Une fois l’an au cours de la septième lune les portes des enfers s’ouvrent et les esprits s’en viennent hanter les vivants.
Kuei chieh le festival des fantômes affamés enflamme alors, l’une après l’autre, les rues du vieux Malacca.
Un grand rituel purificatoire s’impose pour apaiser ces revenants devenus très exigeants car imprudemment délaissés par leurs descendants. Après avoir été, toute une nuit durant largement gavés de nourritures, de « hell bank notes », un million de dollars l’unité car c’est connu vivre en enfer coute les économies de toute une vie et bien plus, sans oublier les prières appropriées, les esprits apaisés peuvent s’en retourner aux enfers, au grand soulagement des vivants.
Rue après rue, le vieux Malacca s’organise pour répondre comme il se doit à cette invasion annuelle du septième mois lunaire (courant aout pour faire simple). Dans chaque rue, le comité du kuei chieh canalise l’excitation en préparatifs ritualisés : en fin d’après-midi la voie est barrée tandis qu’en son milieu une représentation en papier du roi des enfers est dressée. Le rituel débute par un enfumage en règle des habitations pour en débusquer les esprits. Une quantité impressionnante de bâtons d’encens brûle. L’acre fumée envahit tous les recoins et chasse les fantômes, les forçant à sortir au grand jour. Prières et incantations peuvent commencer. Tout au long de la soirée des offrandes en papier s’accumulent au pied du roi des enfers. Tandis, on le suppose, que les fantômes se goinfrent de ces cadeaux virtuels en papier imprimés allant de la vieille machine à coudre Singer au jet privé sans oublier les sacs Vuithon et les bières Hainiken, voire les canettes de Caca Cola accompagnant un set de fast food.
Tandis que les vivants se retrouvent -c’est leur nature- autour de nourritures plus terrestres, spécialités culinaires nyonyas et forces boissons. On papote, on plaisante, profitant goulument de ce moment privilégié où se raffermissent les liens de voisinage. Les musiques, jadis opéra traditionnel chinois, ont subi, elles aussi l’influence de la modernité, les chanteurs aux pommettes rougies et yeux charbonneux ont cédé la place à des chanteuses de karaoké, presque aussi maquillées… mais aux tenues nettement plus sexy. Evolution qui donne lieu à de vives controverses entre anciens et modernes. Les premiers regrettant le spectacle de l’opéra plus approprié à une fête familiale, les seconds estimant qu’il faut vivre avec son temps.

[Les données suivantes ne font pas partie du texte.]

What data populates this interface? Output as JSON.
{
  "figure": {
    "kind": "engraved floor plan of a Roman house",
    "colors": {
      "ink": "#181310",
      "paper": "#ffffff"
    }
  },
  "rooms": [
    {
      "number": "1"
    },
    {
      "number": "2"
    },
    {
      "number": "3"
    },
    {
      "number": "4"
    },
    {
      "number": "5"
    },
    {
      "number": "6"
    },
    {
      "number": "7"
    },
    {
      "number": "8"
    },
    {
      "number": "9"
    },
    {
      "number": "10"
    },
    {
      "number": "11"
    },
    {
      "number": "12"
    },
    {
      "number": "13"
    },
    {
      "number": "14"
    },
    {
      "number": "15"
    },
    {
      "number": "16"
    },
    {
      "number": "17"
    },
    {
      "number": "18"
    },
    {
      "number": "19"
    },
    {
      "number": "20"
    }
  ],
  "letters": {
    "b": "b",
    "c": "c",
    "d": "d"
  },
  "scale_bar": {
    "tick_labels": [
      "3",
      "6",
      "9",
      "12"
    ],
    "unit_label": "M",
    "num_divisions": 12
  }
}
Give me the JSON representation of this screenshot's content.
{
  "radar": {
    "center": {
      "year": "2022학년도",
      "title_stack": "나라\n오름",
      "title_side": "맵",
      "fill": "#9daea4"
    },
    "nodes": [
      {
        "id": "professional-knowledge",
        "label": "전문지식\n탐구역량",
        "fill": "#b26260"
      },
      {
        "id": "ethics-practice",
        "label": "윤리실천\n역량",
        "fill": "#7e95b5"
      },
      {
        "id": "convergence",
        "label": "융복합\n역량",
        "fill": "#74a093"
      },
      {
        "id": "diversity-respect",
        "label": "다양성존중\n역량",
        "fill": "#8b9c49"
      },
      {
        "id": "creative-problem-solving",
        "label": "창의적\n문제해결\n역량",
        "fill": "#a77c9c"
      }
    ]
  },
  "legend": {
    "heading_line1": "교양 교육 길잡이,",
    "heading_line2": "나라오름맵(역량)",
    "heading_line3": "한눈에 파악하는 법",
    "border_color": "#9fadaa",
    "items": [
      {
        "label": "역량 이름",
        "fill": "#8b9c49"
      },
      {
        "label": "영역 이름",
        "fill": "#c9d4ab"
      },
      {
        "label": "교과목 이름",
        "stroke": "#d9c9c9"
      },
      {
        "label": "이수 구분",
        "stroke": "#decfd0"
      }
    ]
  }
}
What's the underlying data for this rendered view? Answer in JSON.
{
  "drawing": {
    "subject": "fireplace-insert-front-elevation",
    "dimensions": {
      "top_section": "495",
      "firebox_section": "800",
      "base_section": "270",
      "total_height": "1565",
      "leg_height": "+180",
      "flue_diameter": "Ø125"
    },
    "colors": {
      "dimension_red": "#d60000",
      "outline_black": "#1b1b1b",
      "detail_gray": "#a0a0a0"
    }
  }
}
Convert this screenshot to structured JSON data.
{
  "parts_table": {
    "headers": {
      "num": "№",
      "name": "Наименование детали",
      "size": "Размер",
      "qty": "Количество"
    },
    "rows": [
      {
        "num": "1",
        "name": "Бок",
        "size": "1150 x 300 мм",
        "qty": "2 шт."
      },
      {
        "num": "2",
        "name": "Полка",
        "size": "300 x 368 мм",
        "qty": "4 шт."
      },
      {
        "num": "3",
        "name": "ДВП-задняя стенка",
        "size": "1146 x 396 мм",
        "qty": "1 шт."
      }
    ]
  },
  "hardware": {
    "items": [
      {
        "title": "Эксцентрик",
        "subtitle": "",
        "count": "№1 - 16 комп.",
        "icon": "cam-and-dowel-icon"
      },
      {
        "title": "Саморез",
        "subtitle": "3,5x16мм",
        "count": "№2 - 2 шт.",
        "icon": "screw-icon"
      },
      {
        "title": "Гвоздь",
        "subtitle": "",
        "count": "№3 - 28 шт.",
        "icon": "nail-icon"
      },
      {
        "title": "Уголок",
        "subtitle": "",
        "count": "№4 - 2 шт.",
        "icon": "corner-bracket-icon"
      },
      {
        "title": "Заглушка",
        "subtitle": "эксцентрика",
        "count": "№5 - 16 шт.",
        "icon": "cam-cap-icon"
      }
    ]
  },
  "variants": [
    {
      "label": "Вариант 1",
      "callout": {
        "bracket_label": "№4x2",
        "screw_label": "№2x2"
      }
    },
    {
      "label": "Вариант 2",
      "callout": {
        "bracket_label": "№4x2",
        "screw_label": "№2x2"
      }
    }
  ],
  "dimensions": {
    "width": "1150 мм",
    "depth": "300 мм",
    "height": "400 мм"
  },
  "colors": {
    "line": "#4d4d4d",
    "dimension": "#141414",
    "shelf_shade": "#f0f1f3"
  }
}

La nuit s’allonge, les discutions faiblissent, l’heure est venue de renvoyer les fantômes là d’où ils viennent, en enfer. Opération des plus aisées : il suffit, pour en être débarrassé jusqu’à l’année prochaine, d’entamer le rituel de destruction du roi des enfers en mettant le feu aux monceaux de cadeaux en papier qui se sont accumulés à ses pieds. Les flammes lèchent rapidement la base du tumulus, remontent le long du corps de l’effrayant monarque qui s’affaisse en une myriade d’étincelles et cendres virevoltantes. Elles emportent, assure-t-on, les esprits rassasiés avec elles.
L’histoire ne dit pas si les fantômes regrettent de quitter si vite la terre des vivants, leurs rires et leurs chansons. Quant aux convives, les dernières étincelles à peine éteintes, ils regagnent tranquillement leurs pénates, repus et fatigués mais surtout satisfaits d’avoir une nouvelle fois si bien réglé cette délicate affaire.